HF of WBI Yields Improved Energy Levels Compared with CF

Summary

Previous trials comparing hypofractionation (HF) with conventional fractionation in whole breast irradiation (WBI) therapy have shown equal rates of local control, overall survival, and cosmesis. Notably, none of these trials included a tumor bed boost as part of the standard of care, although a tumor bed boost is known to decrease risk of locoregional recurrence and is widely used in the United States and Europe.

  • Radiology
  • Breast Cancer
  • Radiation Therapy
  • Oncology Clinical Trials
  • Radiology
  • Breast Cancer
  • Oncology
  • Radiation Therapy
  • Oncology Clinical Trials

Previous trials comparing hypofractionation (HF) with conventional fractionation (CF) in whole breast irradiation (WBI) therapy have shown equal rates of local control, overall survival (OS), and cosmesis. Notably, none of these trials included a tumor bed boost as part of the standard of care, although a tumor bed boost is known to decrease risk of locoregional recurrence and is widely used in the United States and Europe.

Simona F. Shaitelman, MD, MEd, University of Texas MD Anderson Cancer Center, Houston, Texas, USA, described results at 6 months from an ongoing randomized trial (MD Anderson Protocol 2010-0559) comparing the impact of HF-WBI with that of CF-WBI (both including a tumor bed boost) on patient-reported cosmetic outcome at 3 years. Secondary objectives are determination of maximal skin and soft tissue toxicities arising from treatment and comparison of patient quality of life.

The protocol employed for CF-WBI was 50 Gy in 25 fractions over a period of 30 to 32 days with a tumor bed boost ranging from 10 to 14 Gy, whereas HF-WBI was administered at 42.56 Gy in 16 fractions over 20 to 21 days with a 10- to 12.5-Gy tumor bed boost. Standardi zed templates were used to collect data on acute toxicities using Common Terminology Criteria for Adverse Events (CTCAE) v4.0 criteria. In examining short-term (6-month) toxicities, the Late Effects in Normal Tissues Subjective, Objective, Management, and Analytic Scales and the Functional Assessment of Cancer Therapy-Breast (FACT-B) criteria were used in addition to CTCAE v4.0.
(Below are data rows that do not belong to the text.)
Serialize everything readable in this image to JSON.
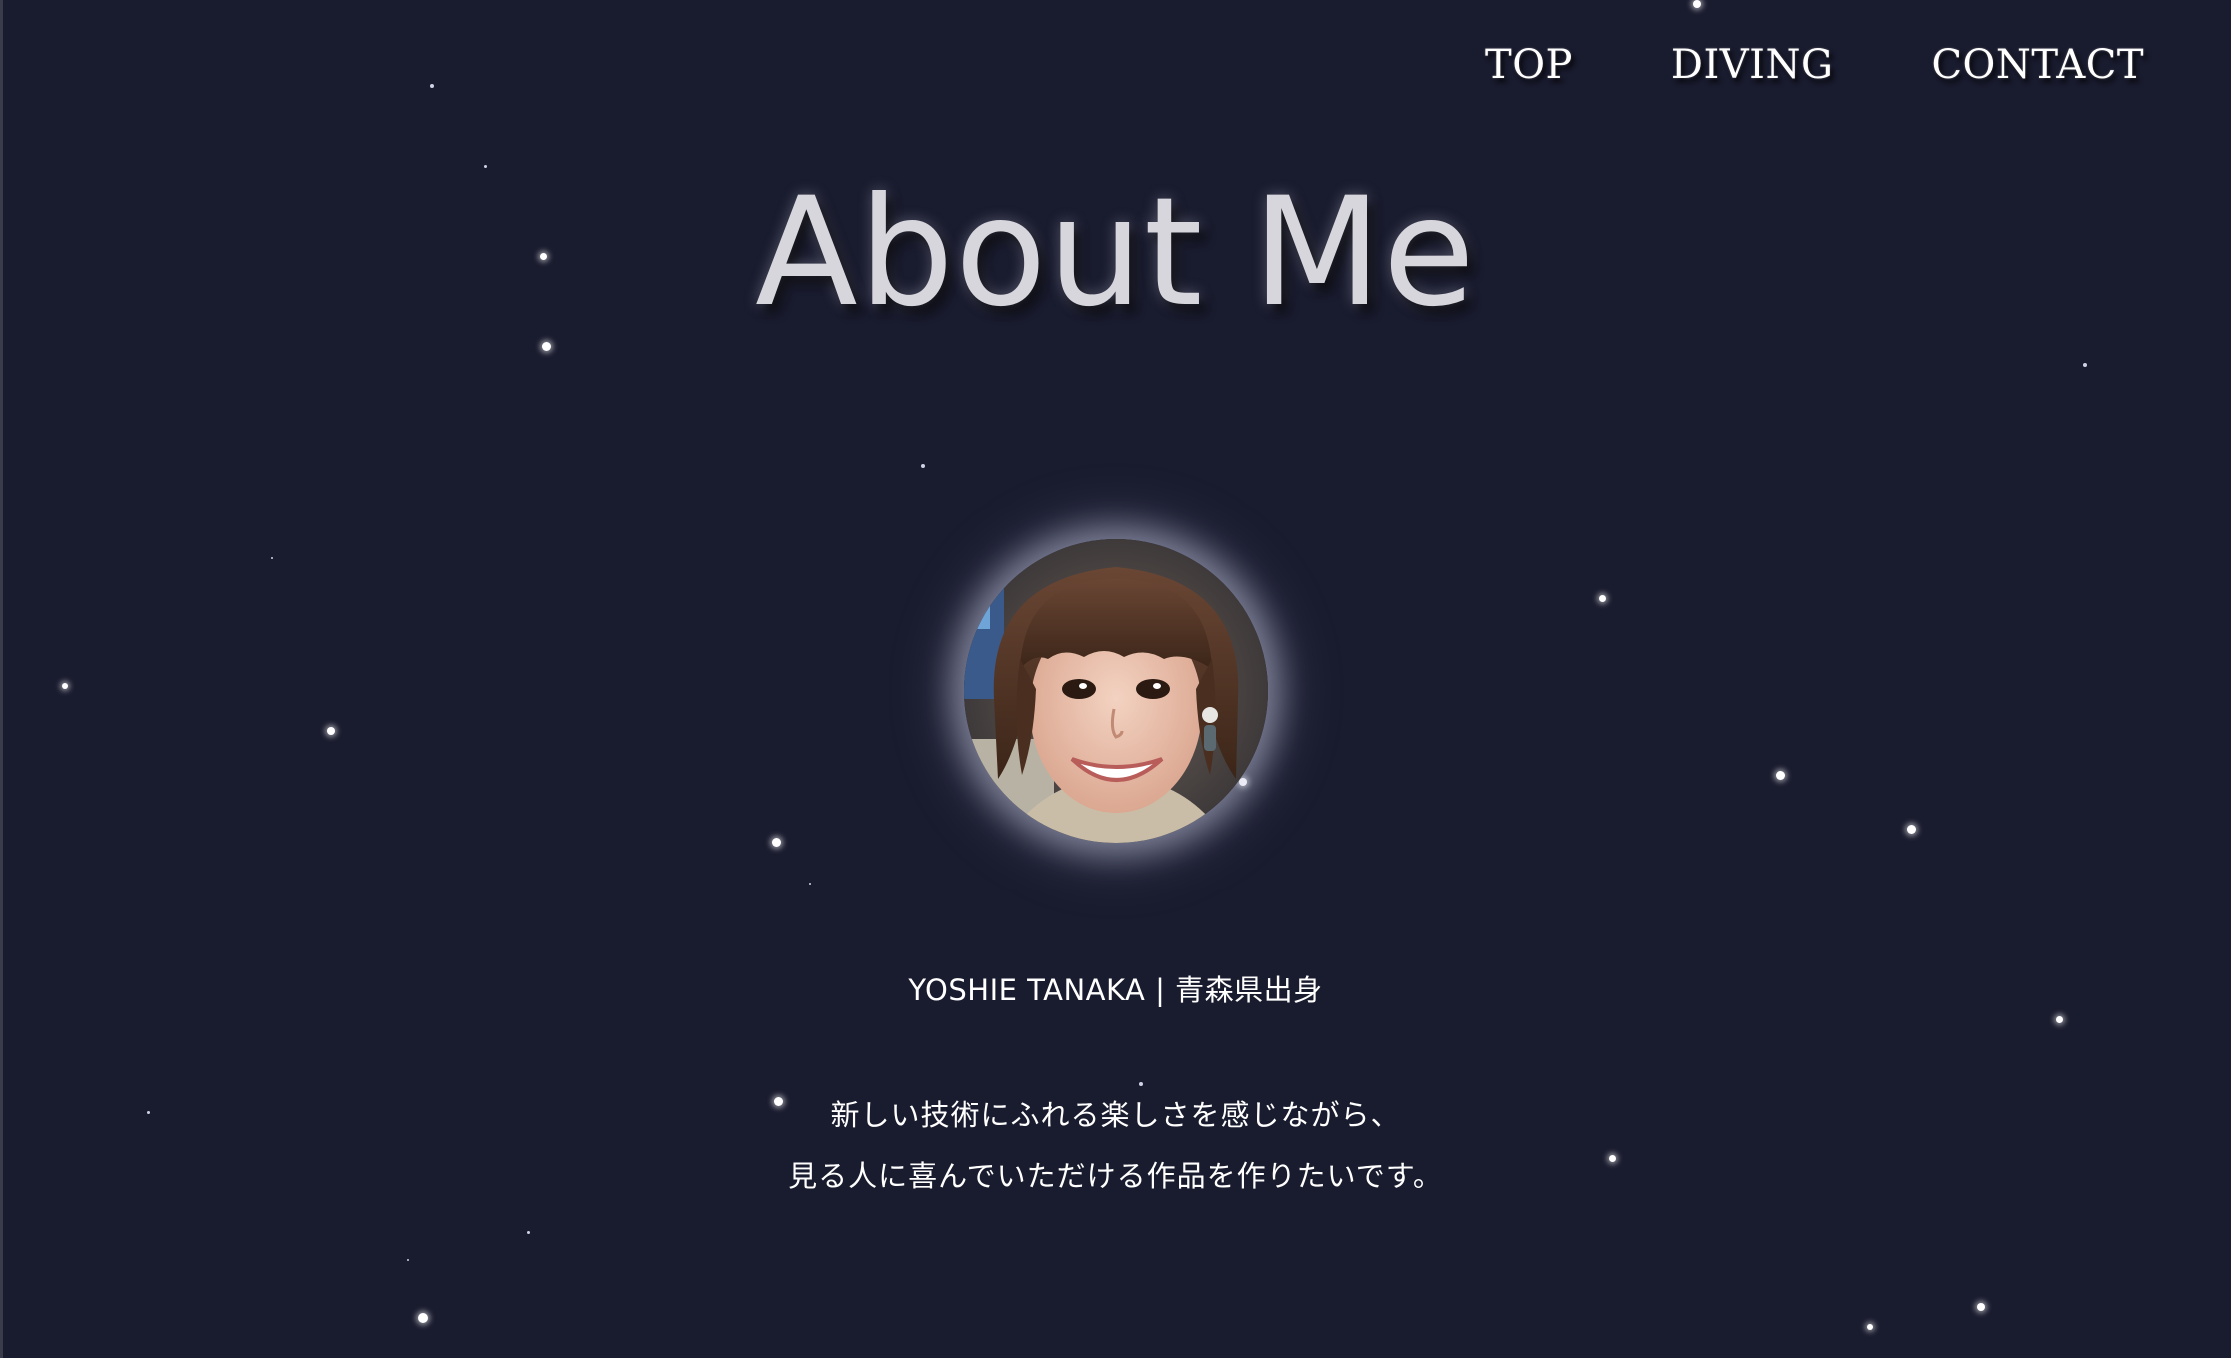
{
  "nav": {
    "items": [
      {
        "label": "TOP"
      },
      {
        "label": "DIVING"
      },
      {
        "label": "CONTACT"
      }
    ]
  },
  "hero": {
    "title": "About Me"
  },
  "profile": {
    "avatar_icon": "profile-photo",
    "name_line": "YOSHIE TANAKA | 青森県出身",
    "bio_lines": [
      "新しい技術にふれる楽しさを感じながら、",
      "見る人に喜んでいただける作品を作りたいです。"
    ]
  },
  "colors": {
    "background": "#191b2e",
    "title": "#d7d6dd",
    "text": "#ffffff"
  }
}
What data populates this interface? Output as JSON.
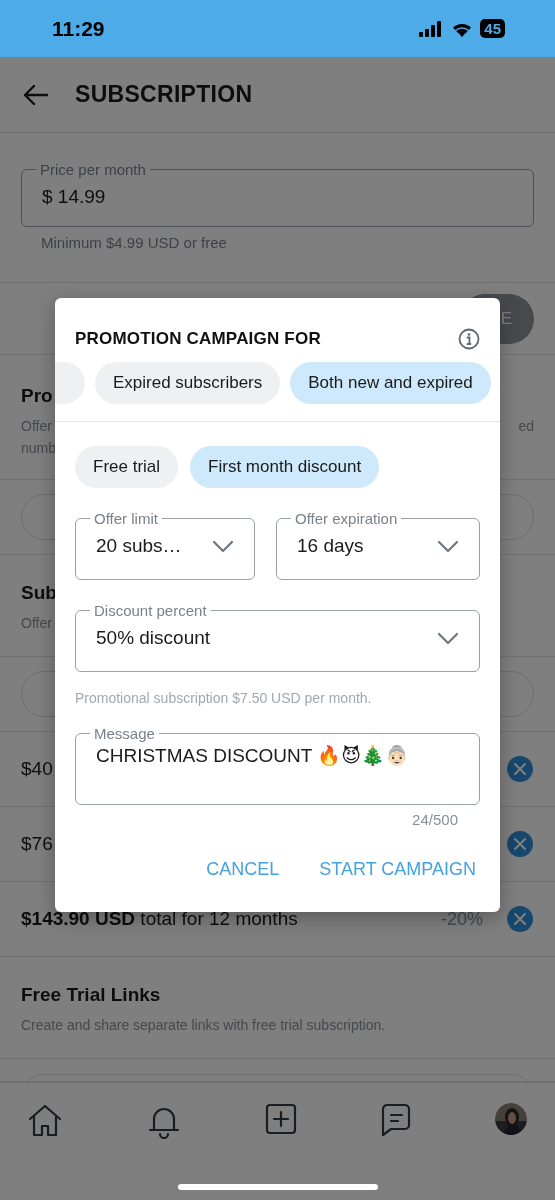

Eligibility required stage Tis to T2, N0 to N1, and M0 breast cancer. Patients were excluded if they had any prior history of breast cancer, concurrent bilateral breast cancer, history of prior radiotherapy (RT) to areas of potential overlap, or were pregnant. A total of 287 patients were enrolled and randomized, with 138 receiving HF-WBI. About 75% of patients were white (non-Hispanic), aged 50 to 70 years, had invasive cancers, and were either overweight or obese. Nearly 90% of patients were postmenopausal. About 15% of patients had grade 3 tumors, most had T1, N0 disease, and the majority had hormone receptor-positive, human epidermal growth factor 2-negative tumors. About 10% of patients had received neoadjuvant chemotherapy.

Baseline FACT-B mean scores for physical well-being and level of energy were essentially identical between the 2 groups. At 6 months after RT, physical well-being scores showed a trend of being slightly worse among patients treated with CF-WBI (P = .07). The percentage of patients reporting lack of energy “somewhat or worse” at 6 months was much higher in the CF-WBI group (38.3% to 23.0% for the HF-WBI group) and was statistically significant (P < .001; Figure 1).

Figure 1.

Fatigue Reported by Hypofractionation and Conventional Fractionation Groups

CF, conventional fractionation; FACT-B, Functional Assessment of Cancer Therapy-Breast; HF, hypofractionation; WBI, whole breast irradiation.Reproduced with permission from SF Shaitelman, MD, MEd.

Acute grade ≥ 2 toxicity was recorded weekly during RT and again at 6 months (Table 1). During weekly reports, 46.4% of HF-WBI patients had any acute grade ≥ 2 toxicity, compared with 77.9% for CF-WBI (P < .001), and HF-WBI patients had no acute grade ≥ 3 toxicities, compared with 5.4% for CF-WBI (P = .006). Although acute toxicity reporting at 6 months showed HF-WBI to be lower in 4 of 6 categories, the data were less clear-cut, with only fatigue data being statistically significant. Cosmesis data per se were not reported, because these are interim data sets (6 months), although several categories of acute toxicity could be used to infer aspects of cosmetic appearance.

Table 1.

WBI Toxicity Grade ≥ 2 Reported at 6 Months

Dr Shaitelman concluded that by the end of RT, the HF-WBI patients had less acute toxicity than those who had received CF-WBI. She added that the HF-WBI patient scores for patient-reported and physician-reported rates of fatigue 6 months after completing radiation were lower than those for CF-WBI and trended toward improved physical well-being in the HF-WBI arm.